HABER MERKEZİ –
Benim kendime egemen kıldığım ilişki tarzı şudur: Her şeye yoldaşça bakacaksın; bütün kesimler ve tüm insanlarla ilişkilerine yoldaşlık ölçüleriyle yaklaşacaksın. PKK’de bunu çok az kişi uyguluyor. Kadın-erkek ilişkilerinde düzey yaratılmak, olgunluk, ciddiyet, eşitlik, özgürlük, sevgi, saygı, güç ve kolay oynanamaz bir düzey sağlattırılmak isteniyorsa, öncelikle ucuz duygulara ve güdülere kapılmadan, temel yoldaşlık ölçülerinde birbirimizle birliğe var olup olmadığımızı iyi anlamak zorundayız.
Bütün bunları vurgulamamıza rağmen, genel değerlendirmeler ucuz yaklaşımcı, düşürücü, tıkayıcı, basitleştirici, ağavari ve köleleştiricidir. Demek ki, doğru ilişki geliştirmek mücadele ister. Yani kolay ilişki tarzı yoktur. Dolayısıyla yoldaşlık en yoğun savaşımı ifade ediyor. Yani geleneksel, inkârcı ve yüzeysel ilişki tarzı itibar etmediğim ilişki tarzıdır. Devrimci tarzı, yoldaşlık tarzını deniyorum. Bu çok zor bir tarzdır, ama örgütlüyor, partileştiriyor ve savaştırıyor, bu anlamda güzelleştiriyor ve sevdiriyor.
Üslubunuzu, örgütlülük ve savaşçılık düzeyinizi geliştirin, kendinizi sevdirin, bunu doğru yapın, emeğinizle yapın ve oynamayın! Kişiliğinizde geleneklerden, inkârcılıktan ve yüzeysellikten eser bırakmayın! Böyle yaklaşırsanız sevgili bir yoldaş olursunuz; o zaman herkes sizi sever, sayar, hürmet eder. Bu insanlarla da her türlü devrim başarıya gider, toplum kurulur.

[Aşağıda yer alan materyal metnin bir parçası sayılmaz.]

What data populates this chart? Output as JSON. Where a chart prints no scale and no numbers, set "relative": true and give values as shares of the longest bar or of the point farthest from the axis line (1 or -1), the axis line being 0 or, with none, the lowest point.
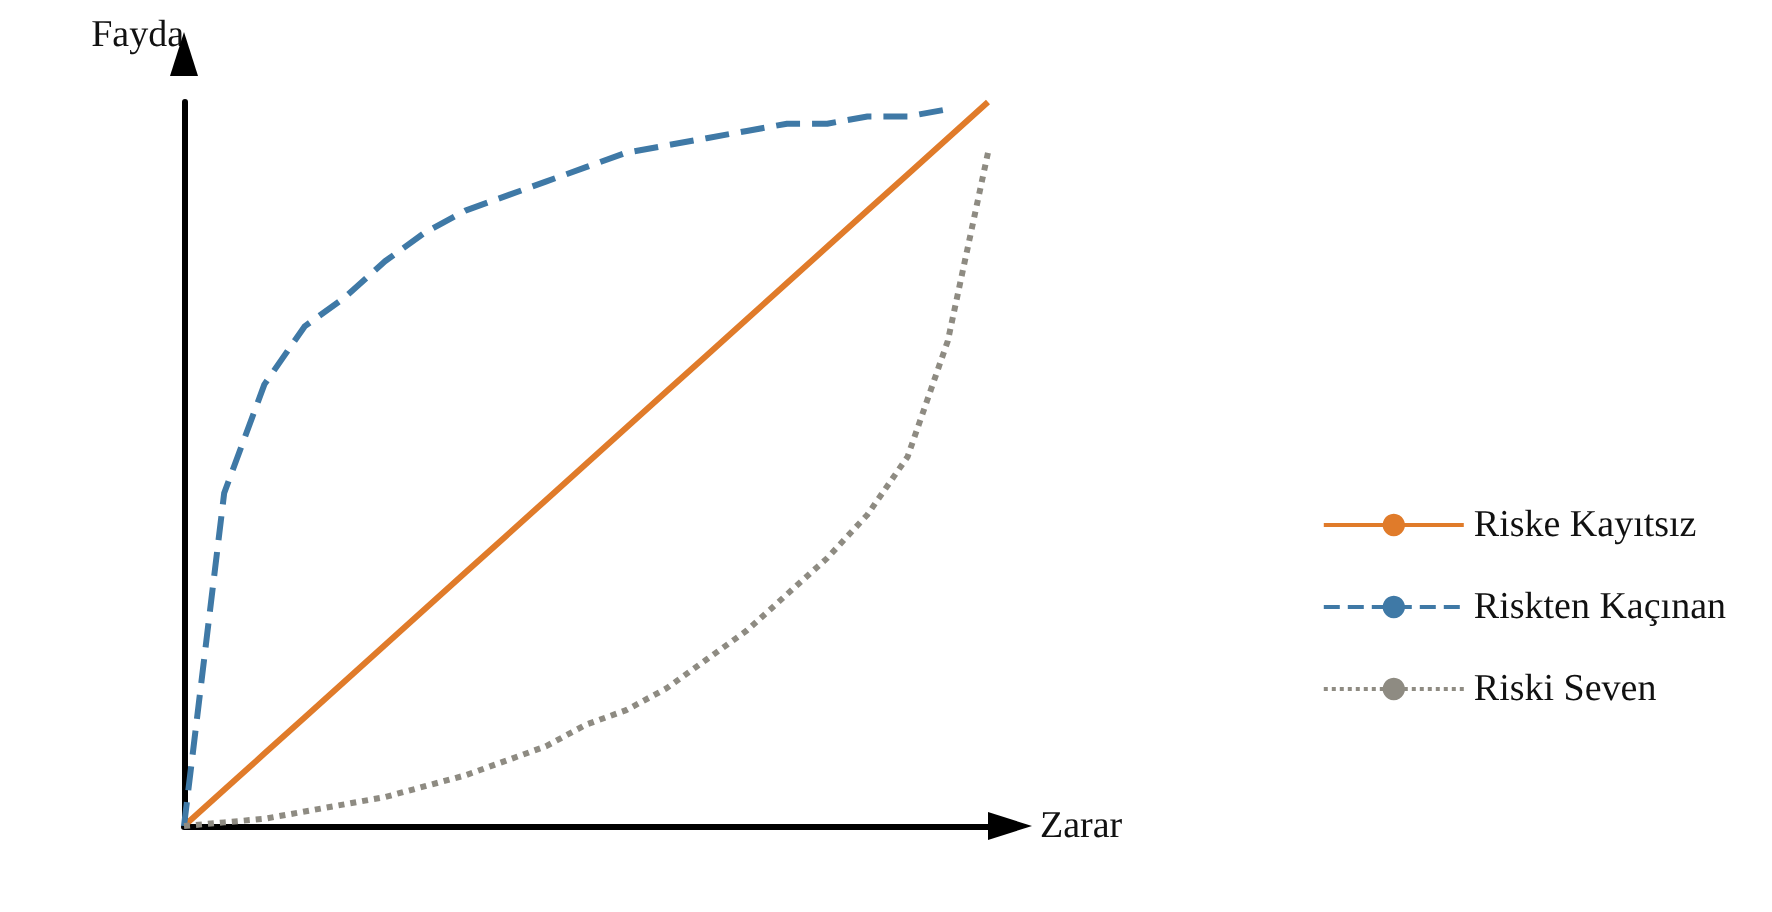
{
  "chart_data": {
    "type": "line",
    "relative": true,
    "xlabel": "Zarar",
    "ylabel": "Fayda",
    "categories": [
      null,
      null,
      null,
      null,
      null,
      null,
      null,
      null,
      null,
      null,
      null,
      null,
      null,
      null,
      null,
      null,
      null,
      null,
      null,
      null,
      null
    ],
    "series": [
      {
        "name": "Riske Kayıtsız",
        "color": "#e07b2a",
        "line_style": "solid",
        "values": [
          0,
          0.05,
          0.1,
          0.15,
          0.2,
          0.25,
          0.3,
          0.35,
          0.4,
          0.45,
          0.5,
          0.55,
          0.6,
          0.65,
          0.7,
          0.75,
          0.8,
          0.85,
          0.9,
          0.95,
          1
        ]
      },
      {
        "name": "Riskten Kaçınan",
        "color": "#3f79a6",
        "line_style": "dashed",
        "values": [
          0,
          0.46,
          0.61,
          0.69,
          0.73,
          0.78,
          0.82,
          0.85,
          0.87,
          0.89,
          0.91,
          0.93,
          0.94,
          0.95,
          0.96,
          0.97,
          0.97,
          0.98,
          0.98,
          0.99,
          null
        ]
      },
      {
        "name": "Riski Seven",
        "color": "#8e8b82",
        "line_style": "dotted",
        "values": [
          0,
          0.005,
          0.01,
          0.02,
          0.03,
          0.04,
          0.055,
          0.07,
          0.09,
          0.11,
          0.14,
          0.16,
          0.19,
          0.23,
          0.27,
          0.32,
          0.37,
          0.43,
          0.51,
          0.67,
          0.93
        ]
      }
    ],
    "legend": "right",
    "grid": false,
    "marker": "none"
  }
}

Mevcut gerilla faaliyetlerimiz, hatta kitle çalışmalarımız kadının özgürlüğüne katkı sağlıyor ve eskisiyle kıyaslanmayacak gelişmelere yol açıyor. Ama biz hala bunun yeterli olduğunu ve gelişmelerin sağlama alındığını söyleyemeyiz. Her an eski anlayışlar ve tutumlar hortlayabilir, hatta eskisinden daha olumsuz gelişmelere de yol açabilir. Zaman zaman geleneksel yaklaşımlar hortlatılıyor; erkekle ilişkiler en tasfiyeci ve en haince kaçışlara kadar yol açabiliyor. Ciddiyetten uzak, yüzeysel yaklaşımlar ortamı bulandırıyor. Yani yüce özgürlük amacıyla yola çıkıldığı halde tersi sonuçlara yol açılması sıkça rastladığımız olaylardandır. İşleri genel anlamda “Devrim olur, özgürlük kazanılır” düzeyinde ele almadan, geleneksel, inkârcı ve yüzeysel yaklaşımlar ve küçük burjuva liberal tutumlarla kendimizi aldatmadan, eksik veya yetersiz bırakmadan, özgünlüğe göre çözüm yolunu açıkça ortaya koyan, bunu da rastlantıya ve kişilerin niyetlerine terk etmeden, örgütlü, yönetimli ve denetimli bir yapı ve kurumlaşmayla sağlama almanın en doğru tutum olacağını belirtmek zorundayız. Bunları kavrayıp gereklerini yerine getirme göreviyle karşı karşıya bulunmaktayız. Dolayısıyla eğitim ve örgütlenme büyük önem taşır. Hele sıra ordulaşma işine geldiğinde daha fazla yoğunlaşmak gerekir. Bu gerekçeler göz önüne getirildiğinde, başta gerilla olmak üzere çeşitli faaliyetlerde kadın ordulaşmasını ve örgütleşmesini geliştirmek; özgürlüğün garantiye alınması açısından geleceğe ertelemeksizin bunu günlük olarak hemen şimdi gerçekleştirmek büyük öneme haizdir. Günlük olarak özgürlük eyleminizi ruhta, düşüncede, örgütlenmede ve yaşamda sağlamak, özümsemek ve yaşatmakla sorumlu olduğunuzu, çabalarımızın sürekli ve yoğun olduğunu kavrarsak, gerçek bir kurtuluş faaliyetinden bahsedebiliriz. Ancak o zaman kimliğimizin, özgürlüğümüzün, taleplerimizin ve amaçlarımızın gerçekleşmesine gerçekçi bir tarzda katkı sağlayabiliriz.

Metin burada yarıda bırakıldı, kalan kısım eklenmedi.